404 Blog Not Found:Kindle Fireがいまいち燃えない3つの理由
iPad 以外の Tablet が軒並み討ち死にしているのは、価格もさることながら、何も考えずに採用したワイド画面も大きいのではなかろうか。PCの世界で画面のワイド化を推進したのは Apple だが、そんな Apple がなぜクラシカルな768x1024を採用したことに誰も注意を払わなかったのか? Jony Ive が初代iPadを紹介するにあたって"There's no up there is no down. There's no right way or wrong way of holding it"と言っていたのに、誰も真剣に耳を傾けなかったのだろうか?

iPadをある程度使い込んだら理解できるが、タブレットではポートレートモードの方がランドスケープモードより遥かに多用される。「しかたなく」90度向きを変えるのは、動画など横長のコンテンツを扱うときぐらいで、そうでないときには縦長。そのために初代iPadにはわざわざ回転ロックボタンが付いていた。これを「音声オフボタン」にしたらユーザーの総スカンを食って、現在では「ロックボタン」は設定でどちらの機能も持たせられるようにしてある。

この点一つとっても、Apple以外のタブレットベンダーがいかにタブレットの特性というものを分かっていないかがわかる。いやロックボタンの一件に見られるように、Appleですら充分には理解していなかった。

しかしAppleは、もうデベロッパーではなくユーザーに何が正しいかを教わることができる。ただでさえ二年以上のビハインドが、これでさらに広がる。

で、Appleがユーザーから教わった最大の教訓は、何か?

タブレットは、大きなスマートフォンでもなければ小さなパソコンでもないということである。

iOSの変遷を見るとそれがよくわかる。ロックボタンの一件に見られるように、Appleとて一度はUIを「統合」しようとしたが、ユーザーはそれにはっきりとNOを示した。

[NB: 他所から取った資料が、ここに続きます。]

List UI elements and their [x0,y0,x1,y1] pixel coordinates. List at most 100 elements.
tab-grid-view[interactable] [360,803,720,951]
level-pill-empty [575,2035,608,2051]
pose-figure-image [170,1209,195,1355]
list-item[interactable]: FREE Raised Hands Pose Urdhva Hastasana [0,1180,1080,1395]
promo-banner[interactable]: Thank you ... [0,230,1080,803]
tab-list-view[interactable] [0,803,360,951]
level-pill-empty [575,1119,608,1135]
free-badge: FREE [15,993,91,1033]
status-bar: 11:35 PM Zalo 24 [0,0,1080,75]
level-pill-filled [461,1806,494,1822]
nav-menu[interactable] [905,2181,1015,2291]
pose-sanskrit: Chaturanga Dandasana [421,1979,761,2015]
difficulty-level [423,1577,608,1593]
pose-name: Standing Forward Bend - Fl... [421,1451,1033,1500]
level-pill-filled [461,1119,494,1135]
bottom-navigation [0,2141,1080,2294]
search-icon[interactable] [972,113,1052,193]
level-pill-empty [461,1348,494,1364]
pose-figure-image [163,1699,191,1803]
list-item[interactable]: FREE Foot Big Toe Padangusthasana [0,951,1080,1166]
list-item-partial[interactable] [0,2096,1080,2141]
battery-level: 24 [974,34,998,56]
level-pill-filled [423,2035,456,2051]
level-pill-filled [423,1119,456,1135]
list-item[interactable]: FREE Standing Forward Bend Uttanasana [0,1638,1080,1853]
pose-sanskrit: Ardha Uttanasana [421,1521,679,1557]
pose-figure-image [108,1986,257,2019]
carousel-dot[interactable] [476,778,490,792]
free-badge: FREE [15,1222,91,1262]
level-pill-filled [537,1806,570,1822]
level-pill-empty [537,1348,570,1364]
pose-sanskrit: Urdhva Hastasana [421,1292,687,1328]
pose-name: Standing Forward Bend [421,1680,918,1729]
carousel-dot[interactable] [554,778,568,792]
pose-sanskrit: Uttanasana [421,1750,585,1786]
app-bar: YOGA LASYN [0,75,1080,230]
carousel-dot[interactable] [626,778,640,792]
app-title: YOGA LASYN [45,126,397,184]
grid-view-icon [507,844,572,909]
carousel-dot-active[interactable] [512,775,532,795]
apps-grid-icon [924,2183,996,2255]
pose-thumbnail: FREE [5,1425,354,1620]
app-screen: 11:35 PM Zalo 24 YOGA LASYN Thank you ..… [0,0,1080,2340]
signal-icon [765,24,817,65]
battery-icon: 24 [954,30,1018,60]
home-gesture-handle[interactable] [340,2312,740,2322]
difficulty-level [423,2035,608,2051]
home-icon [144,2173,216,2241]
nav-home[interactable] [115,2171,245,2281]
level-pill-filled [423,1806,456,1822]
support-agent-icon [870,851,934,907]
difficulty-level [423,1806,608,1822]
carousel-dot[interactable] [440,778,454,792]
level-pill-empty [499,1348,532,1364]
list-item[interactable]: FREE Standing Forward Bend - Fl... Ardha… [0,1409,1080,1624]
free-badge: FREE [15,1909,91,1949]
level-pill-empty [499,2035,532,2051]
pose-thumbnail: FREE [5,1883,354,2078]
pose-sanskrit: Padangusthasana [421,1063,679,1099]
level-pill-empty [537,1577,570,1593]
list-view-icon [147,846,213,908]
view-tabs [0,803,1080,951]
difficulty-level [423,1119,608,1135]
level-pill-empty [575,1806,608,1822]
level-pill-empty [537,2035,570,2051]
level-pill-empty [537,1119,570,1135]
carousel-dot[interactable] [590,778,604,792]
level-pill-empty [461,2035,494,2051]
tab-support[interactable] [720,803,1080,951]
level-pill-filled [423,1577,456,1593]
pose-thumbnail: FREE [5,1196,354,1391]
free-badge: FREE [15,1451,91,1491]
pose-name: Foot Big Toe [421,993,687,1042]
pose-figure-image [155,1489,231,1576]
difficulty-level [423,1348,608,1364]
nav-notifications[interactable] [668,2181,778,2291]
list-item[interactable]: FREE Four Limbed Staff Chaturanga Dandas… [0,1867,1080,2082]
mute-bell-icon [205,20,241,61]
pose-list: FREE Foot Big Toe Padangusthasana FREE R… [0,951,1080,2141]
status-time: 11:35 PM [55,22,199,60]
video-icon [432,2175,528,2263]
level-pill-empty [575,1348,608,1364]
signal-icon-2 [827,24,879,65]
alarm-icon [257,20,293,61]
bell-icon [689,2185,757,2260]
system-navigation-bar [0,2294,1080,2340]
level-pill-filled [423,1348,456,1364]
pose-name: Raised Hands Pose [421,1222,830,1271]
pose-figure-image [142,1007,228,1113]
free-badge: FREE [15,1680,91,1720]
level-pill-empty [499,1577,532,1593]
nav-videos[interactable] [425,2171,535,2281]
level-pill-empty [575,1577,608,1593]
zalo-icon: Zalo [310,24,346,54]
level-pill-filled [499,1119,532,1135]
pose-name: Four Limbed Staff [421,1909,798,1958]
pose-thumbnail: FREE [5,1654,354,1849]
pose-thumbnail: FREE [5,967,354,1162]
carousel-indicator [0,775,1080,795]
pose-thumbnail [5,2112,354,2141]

だからiOSでは、3→4→5とバージョンが上がるごとに、iPadとiPhoneのUIの差異は実は大きくなっている。たとえばSafariの「タブ」は、iOS5で「パソコン的」な「ふつう」のタブなったのにiPhoneでは「画面縮小表示のカルーセル」のままだ。だからといってウィンドウの数まで「パソコン的」にしなかったのはこれまた当然のこと。

こうした「当然すぎる無意識」を、まだ競合他者は理解していない。頭ではわかっていても、手では。

本田雅一のクロスオーバーデジタル:PCとスマートデバイスの融合の中で繰り広げられる、新たな“OS戦争” (1/2) - ITmedia +D モバイル
それは、“PCとタブレットが、どのように融合していくか”である。これはパーソナルコンピューティング(個人のコンピュータ活用)について、MicrosoftとAppleが、それぞれどのような着地点を探そうとしているか? という疑問に置き換えてもいい。

Apple、いやAppleにユーザーが突きつけた答えは、明らかだ。

統合はするが、融合はしない。

同じ公道を走るからといって、原チャリのハンドルをステアリングホイールにするか?あるいは自家用車のステアリングホイールをジョイスティックにするか?

Metro UIは「ユニバーサルUI」の実装としては、現状で最高だと思う。小は(今は亡き)Zune HDから大はSurfaceまで同じUIで行くのであれば、あれしか私にも思いつかない。

しかしユニバーサルUIという考えそのものがはたして正しいのだろうか?

答えはいずれユーザーが出す。

だから現iPadユーザーとして、未来のWindowsタブレットユーザー候補として、これだけは伝えておきたい。

タブレットのUIは、基本ポートレート時々ランドスケープで設計すべきであると。

Snapなんてしてる場合じゃないよ、まぢで。